5 Gattaca ultimately rejects the genetic determinism which is at the heart of how the society is organised. In Gattaca we see that chance and other unknown factors play a role in our development as a child and success as an adult What things ensure Vincent’s success? If it is not Vincent’s genetic build that makes him successful then what does? “There is no gene for the human spirit”

6 “for the genetically superior, success is easier to attain but by no means guaranteed”. The film shows that genes alone do not guarantee a person’s success in life. Many of the film’s most genetically perfect characters are the least successful. Consider Anton, Vincent’s brother who is twice beaten in the chicken race and gains employment in a field usually reserved for ‘invalids’ Eugene, the real Jerome Morrow, who has genetically superior genes only manages a silver medal in the Olympics Both these characters lack the drive, determination and courage for success

7 Vincent refuses to accept the hand dealt to him. Vincent’s resolve, inner strength, fortitude and strength of mind and spirit are what propel him forward and enable him to succeed where others who are genetically superior to him cannot. ‘Destined’ to be an in-valid but driven to rebel, Vincent’s bravery and determination help in surpass his ‘predetermined’ potential measured at birth. “Mine is already 10,000 beats overdue.”

8 The falsity of predictive genetics is exposed through Vincent’s rise above his destiny. Vincent represents the triumph of human spirit over a supposedly ‘perfect’, genetically engineered world. Gattaca shows that genetic discrimination, labelling people forever, is misguided and unjust. Niccol condemns the obsession with genetics as something which blinds people to reality. What does Anton’s refusal to share blood tell us about him? What happens after this scene in the film and why is it significant? In what way are Vincent’s limitations his greatest assets? ‘ This is how I did it. I never saved anything for the swim back.’
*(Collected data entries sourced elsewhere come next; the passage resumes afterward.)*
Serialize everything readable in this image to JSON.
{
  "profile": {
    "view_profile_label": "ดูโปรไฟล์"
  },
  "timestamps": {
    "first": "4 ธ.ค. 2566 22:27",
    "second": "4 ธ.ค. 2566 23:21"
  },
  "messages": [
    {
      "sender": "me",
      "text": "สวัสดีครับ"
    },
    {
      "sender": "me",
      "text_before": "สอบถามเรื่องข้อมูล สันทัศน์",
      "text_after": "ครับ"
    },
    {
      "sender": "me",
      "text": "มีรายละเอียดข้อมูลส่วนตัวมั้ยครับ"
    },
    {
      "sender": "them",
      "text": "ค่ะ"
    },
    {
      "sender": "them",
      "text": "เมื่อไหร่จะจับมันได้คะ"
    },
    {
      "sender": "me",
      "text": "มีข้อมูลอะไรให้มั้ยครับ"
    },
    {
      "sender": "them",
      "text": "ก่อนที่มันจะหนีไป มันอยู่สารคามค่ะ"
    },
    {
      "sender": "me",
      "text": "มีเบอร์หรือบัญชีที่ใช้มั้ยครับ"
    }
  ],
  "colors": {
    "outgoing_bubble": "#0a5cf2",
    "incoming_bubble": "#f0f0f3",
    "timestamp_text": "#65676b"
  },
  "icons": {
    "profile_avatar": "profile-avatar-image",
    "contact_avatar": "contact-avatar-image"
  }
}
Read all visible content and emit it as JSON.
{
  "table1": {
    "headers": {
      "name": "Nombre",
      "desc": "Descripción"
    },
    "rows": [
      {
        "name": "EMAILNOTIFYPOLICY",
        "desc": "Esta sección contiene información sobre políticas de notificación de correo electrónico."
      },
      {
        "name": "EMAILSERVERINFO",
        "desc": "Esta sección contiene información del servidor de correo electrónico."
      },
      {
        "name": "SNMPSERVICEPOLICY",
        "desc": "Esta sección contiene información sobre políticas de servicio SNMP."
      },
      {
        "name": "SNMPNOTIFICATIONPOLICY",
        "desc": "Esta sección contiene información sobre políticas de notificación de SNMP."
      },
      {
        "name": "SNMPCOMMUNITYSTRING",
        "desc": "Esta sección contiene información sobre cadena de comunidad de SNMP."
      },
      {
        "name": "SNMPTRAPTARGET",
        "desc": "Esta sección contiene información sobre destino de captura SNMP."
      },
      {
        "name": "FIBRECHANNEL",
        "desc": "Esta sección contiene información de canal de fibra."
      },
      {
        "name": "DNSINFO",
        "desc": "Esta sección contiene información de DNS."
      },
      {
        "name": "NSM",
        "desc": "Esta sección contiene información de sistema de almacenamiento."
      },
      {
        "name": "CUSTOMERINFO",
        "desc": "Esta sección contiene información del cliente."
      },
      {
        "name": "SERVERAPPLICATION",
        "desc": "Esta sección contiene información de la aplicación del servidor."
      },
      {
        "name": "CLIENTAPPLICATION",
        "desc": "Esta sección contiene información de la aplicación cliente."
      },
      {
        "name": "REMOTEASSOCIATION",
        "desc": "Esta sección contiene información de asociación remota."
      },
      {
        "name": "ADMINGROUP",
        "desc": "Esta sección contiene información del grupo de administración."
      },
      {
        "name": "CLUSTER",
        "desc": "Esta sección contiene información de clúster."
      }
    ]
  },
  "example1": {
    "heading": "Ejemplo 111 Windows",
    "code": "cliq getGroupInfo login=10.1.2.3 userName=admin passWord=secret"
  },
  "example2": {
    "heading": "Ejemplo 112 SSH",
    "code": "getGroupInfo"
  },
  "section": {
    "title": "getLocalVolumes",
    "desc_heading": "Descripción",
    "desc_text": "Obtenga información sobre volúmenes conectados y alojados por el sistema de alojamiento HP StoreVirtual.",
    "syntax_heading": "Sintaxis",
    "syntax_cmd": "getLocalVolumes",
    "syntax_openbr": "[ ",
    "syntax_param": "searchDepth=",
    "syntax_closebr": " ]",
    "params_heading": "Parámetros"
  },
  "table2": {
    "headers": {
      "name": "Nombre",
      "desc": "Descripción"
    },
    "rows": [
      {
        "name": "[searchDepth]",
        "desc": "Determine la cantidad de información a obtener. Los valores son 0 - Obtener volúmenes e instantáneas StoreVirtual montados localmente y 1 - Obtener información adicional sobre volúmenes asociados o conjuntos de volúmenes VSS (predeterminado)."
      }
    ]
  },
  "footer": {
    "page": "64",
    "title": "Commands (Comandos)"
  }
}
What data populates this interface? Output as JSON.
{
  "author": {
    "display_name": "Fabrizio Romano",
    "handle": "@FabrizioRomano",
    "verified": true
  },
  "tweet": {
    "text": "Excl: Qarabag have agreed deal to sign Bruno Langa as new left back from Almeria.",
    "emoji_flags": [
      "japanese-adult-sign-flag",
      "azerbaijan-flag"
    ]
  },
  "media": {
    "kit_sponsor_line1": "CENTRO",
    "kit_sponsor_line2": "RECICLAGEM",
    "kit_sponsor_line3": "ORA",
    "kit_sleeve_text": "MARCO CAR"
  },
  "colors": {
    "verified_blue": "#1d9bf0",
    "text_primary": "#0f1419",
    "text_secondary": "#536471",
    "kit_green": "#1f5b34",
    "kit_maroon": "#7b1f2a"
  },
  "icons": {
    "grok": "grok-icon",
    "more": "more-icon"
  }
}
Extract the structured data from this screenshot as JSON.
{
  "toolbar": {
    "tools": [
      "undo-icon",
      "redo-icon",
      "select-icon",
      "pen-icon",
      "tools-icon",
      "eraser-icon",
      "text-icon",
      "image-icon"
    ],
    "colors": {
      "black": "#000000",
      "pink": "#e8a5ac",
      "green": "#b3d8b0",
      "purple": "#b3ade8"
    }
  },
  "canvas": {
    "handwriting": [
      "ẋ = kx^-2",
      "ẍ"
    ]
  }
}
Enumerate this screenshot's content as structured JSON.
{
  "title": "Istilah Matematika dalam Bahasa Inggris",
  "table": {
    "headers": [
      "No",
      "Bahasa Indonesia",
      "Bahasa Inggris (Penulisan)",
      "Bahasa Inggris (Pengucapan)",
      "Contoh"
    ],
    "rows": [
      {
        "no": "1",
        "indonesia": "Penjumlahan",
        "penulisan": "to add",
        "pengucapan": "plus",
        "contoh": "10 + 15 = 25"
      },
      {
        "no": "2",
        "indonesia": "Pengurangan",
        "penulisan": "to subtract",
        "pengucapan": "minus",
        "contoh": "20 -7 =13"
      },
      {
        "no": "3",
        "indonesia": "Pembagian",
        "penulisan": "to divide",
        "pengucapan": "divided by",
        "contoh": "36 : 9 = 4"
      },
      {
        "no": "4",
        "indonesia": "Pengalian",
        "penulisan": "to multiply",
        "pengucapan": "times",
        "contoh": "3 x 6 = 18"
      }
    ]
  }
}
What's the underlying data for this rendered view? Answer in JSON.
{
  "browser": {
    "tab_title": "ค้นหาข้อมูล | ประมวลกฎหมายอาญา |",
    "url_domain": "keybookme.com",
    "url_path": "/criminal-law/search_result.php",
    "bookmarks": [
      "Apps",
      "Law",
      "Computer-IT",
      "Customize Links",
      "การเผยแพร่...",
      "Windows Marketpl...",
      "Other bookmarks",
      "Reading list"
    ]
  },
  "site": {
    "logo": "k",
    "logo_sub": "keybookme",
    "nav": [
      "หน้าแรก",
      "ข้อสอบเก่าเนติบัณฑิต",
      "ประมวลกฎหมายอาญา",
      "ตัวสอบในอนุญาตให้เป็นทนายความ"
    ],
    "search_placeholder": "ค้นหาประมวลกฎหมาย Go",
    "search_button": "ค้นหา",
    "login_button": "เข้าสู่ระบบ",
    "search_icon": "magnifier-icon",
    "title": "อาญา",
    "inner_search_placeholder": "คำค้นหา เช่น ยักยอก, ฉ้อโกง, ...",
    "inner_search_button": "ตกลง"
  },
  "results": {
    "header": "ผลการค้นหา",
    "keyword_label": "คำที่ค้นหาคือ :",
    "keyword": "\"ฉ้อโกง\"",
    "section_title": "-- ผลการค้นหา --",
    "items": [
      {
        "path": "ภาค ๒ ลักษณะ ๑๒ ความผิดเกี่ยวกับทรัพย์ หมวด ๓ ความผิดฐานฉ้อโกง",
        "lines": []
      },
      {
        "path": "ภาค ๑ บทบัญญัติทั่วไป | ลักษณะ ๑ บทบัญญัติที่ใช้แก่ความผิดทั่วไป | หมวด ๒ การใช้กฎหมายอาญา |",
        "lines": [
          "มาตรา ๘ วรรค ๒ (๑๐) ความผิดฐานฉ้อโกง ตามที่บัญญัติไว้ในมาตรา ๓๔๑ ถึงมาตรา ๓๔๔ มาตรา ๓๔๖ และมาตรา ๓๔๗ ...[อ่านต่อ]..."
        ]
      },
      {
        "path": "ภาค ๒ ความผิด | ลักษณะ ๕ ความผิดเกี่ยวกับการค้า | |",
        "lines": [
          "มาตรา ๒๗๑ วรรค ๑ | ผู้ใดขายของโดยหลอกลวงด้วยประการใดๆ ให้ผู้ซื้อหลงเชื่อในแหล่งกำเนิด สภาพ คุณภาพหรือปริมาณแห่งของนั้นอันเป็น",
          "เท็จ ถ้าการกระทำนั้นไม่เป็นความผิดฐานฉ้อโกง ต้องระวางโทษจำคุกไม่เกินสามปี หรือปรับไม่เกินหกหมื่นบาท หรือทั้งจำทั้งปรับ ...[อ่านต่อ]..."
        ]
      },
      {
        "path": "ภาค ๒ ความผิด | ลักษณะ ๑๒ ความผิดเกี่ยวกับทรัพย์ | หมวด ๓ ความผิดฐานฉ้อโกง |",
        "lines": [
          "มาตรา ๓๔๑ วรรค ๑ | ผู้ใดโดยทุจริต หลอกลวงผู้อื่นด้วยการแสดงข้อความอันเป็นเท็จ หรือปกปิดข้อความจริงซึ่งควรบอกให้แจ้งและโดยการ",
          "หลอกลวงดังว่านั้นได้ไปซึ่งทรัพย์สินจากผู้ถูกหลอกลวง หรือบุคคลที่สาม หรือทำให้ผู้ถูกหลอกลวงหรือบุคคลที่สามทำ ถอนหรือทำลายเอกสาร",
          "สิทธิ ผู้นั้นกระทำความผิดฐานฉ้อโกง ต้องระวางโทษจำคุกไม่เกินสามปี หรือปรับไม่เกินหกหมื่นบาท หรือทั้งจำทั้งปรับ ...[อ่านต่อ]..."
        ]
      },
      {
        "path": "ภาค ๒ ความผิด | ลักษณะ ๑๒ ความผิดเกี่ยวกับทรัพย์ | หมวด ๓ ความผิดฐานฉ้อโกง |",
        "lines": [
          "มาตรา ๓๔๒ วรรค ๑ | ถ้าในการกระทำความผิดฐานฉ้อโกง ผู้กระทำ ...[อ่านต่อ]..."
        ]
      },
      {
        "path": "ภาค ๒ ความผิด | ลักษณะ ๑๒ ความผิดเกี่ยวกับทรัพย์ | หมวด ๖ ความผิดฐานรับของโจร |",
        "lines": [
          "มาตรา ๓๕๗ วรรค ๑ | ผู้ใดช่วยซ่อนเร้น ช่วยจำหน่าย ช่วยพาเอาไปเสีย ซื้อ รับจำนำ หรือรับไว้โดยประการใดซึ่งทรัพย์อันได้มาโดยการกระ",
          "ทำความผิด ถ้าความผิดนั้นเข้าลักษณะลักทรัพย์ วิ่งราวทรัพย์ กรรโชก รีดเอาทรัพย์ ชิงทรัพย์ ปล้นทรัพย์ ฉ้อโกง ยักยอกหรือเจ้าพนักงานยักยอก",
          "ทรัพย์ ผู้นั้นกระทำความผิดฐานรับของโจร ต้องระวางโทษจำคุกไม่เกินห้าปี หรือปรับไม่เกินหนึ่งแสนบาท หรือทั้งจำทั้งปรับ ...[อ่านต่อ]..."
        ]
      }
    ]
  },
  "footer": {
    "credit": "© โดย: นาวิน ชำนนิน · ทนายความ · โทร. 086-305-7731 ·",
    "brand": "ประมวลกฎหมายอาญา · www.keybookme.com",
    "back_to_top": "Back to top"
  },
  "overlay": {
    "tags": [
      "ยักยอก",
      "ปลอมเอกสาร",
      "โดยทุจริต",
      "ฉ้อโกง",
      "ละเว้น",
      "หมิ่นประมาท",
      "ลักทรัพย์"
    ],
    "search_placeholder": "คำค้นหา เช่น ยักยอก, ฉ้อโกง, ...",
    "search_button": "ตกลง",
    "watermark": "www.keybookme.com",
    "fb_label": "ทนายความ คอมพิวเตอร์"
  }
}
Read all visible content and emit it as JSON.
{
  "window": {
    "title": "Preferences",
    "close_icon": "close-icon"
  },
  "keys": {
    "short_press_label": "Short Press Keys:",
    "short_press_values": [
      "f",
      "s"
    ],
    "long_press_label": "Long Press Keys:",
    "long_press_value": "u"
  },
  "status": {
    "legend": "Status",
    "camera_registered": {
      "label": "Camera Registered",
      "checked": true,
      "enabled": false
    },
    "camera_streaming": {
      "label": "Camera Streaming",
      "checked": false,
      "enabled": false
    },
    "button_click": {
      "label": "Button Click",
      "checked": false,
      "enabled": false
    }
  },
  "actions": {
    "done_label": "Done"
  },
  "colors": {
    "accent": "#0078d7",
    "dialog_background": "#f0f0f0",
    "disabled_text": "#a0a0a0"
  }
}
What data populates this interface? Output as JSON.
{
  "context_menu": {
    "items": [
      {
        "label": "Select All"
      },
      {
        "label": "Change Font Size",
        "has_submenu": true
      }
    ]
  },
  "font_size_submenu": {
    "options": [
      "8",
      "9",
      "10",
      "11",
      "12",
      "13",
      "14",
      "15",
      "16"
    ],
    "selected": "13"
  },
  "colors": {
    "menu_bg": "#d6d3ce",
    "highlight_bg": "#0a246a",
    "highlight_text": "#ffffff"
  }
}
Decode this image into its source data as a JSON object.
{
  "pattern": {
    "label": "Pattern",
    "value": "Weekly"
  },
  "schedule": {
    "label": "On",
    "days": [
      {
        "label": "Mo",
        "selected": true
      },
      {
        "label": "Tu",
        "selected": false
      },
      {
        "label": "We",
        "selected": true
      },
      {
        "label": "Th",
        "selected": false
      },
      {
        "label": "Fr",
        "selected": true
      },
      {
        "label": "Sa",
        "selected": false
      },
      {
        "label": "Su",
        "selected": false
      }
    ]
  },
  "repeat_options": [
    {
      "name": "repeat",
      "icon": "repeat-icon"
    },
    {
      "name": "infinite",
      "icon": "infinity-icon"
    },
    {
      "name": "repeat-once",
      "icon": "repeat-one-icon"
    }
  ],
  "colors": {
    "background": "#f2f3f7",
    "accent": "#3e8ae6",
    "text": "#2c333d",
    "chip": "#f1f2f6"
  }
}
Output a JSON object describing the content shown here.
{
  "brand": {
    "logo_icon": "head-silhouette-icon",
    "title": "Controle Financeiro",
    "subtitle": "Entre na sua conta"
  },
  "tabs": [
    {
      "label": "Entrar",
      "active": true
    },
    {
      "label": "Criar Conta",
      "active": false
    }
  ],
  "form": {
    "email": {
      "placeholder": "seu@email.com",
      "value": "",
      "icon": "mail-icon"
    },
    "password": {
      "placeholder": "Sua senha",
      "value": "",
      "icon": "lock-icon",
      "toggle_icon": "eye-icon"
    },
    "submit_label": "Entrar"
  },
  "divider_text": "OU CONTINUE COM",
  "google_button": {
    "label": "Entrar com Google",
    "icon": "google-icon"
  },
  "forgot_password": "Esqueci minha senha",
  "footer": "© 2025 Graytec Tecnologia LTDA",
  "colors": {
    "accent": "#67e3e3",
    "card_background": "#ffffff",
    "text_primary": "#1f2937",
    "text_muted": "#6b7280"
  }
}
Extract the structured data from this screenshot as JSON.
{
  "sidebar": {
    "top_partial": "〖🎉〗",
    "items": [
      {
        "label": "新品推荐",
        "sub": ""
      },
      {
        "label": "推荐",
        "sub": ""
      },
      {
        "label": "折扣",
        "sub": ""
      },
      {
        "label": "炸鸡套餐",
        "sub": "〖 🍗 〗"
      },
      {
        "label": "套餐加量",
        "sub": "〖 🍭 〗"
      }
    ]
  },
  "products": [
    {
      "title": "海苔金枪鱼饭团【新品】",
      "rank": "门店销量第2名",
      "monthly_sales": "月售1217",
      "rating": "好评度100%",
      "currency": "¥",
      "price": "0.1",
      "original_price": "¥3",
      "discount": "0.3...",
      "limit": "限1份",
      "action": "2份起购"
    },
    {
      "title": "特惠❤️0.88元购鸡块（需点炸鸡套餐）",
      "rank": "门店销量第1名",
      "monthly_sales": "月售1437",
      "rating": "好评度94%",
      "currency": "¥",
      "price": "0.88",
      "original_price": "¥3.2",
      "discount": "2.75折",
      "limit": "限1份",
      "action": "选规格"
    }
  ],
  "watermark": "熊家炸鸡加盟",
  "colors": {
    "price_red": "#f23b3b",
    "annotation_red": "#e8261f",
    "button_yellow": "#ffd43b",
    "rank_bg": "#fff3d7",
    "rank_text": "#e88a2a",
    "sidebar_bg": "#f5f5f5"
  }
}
9 In addition to heralding the power of the human spirit, Gattaca shows the dangers of totalitarian societies where human rights are subjugated and individuality suppressed The totalitarian nature of this society is chilling. Technology has usurped individual rights and freedom. Every citizen’s genetic blueprint is held on a central police database. Random blood or urine tests in the workplace is commonplace. While random police sweeps terrorise people. Gattaca is critical of regimes which negate a person’s humanity What other regimes can you think of that are totalitarian? What evidence do we have the Gattaca takes inspiration from these societies? “I belonged to a new underclass”.

10 Gattaca is a perfect world, but only perfect for those who are genetically gifted. The world created by Niccol is really a dystopian one. In what way is Gattaca a dystopia? What other examples of dystopian fiction can you think of? “ nothing that would prohibit someone working in the field of law enforcement, for example …but now there are ‘enough of the right kind of people.”

11 In proving that genes aren’t the sole determinate of people’s lives, Vincent inspired and changed others. Eugene’s heroic climb up the helix stairway was inspired by the courage and tenacity shown by Vincent in his determination to achieve his goal. Dr Lamar’s comment at the film’s end shows how Vincent’s battle has inspired Lamar’s son to defy his genetic expectations. Even Irene loses some of her passivity and begins to hope ‘ He’s a big fan of yours…Unfortunately my son is not all that they promised. But then, who knows what he could do?’

12 Lasting Message? What message should we heed about Gattaca’s representation of eugenics? What does it mean to be human? What factors determine our success and happiness in this world? When is rebellion justified? When it is ok to rebuke the systems and organisations that govern us?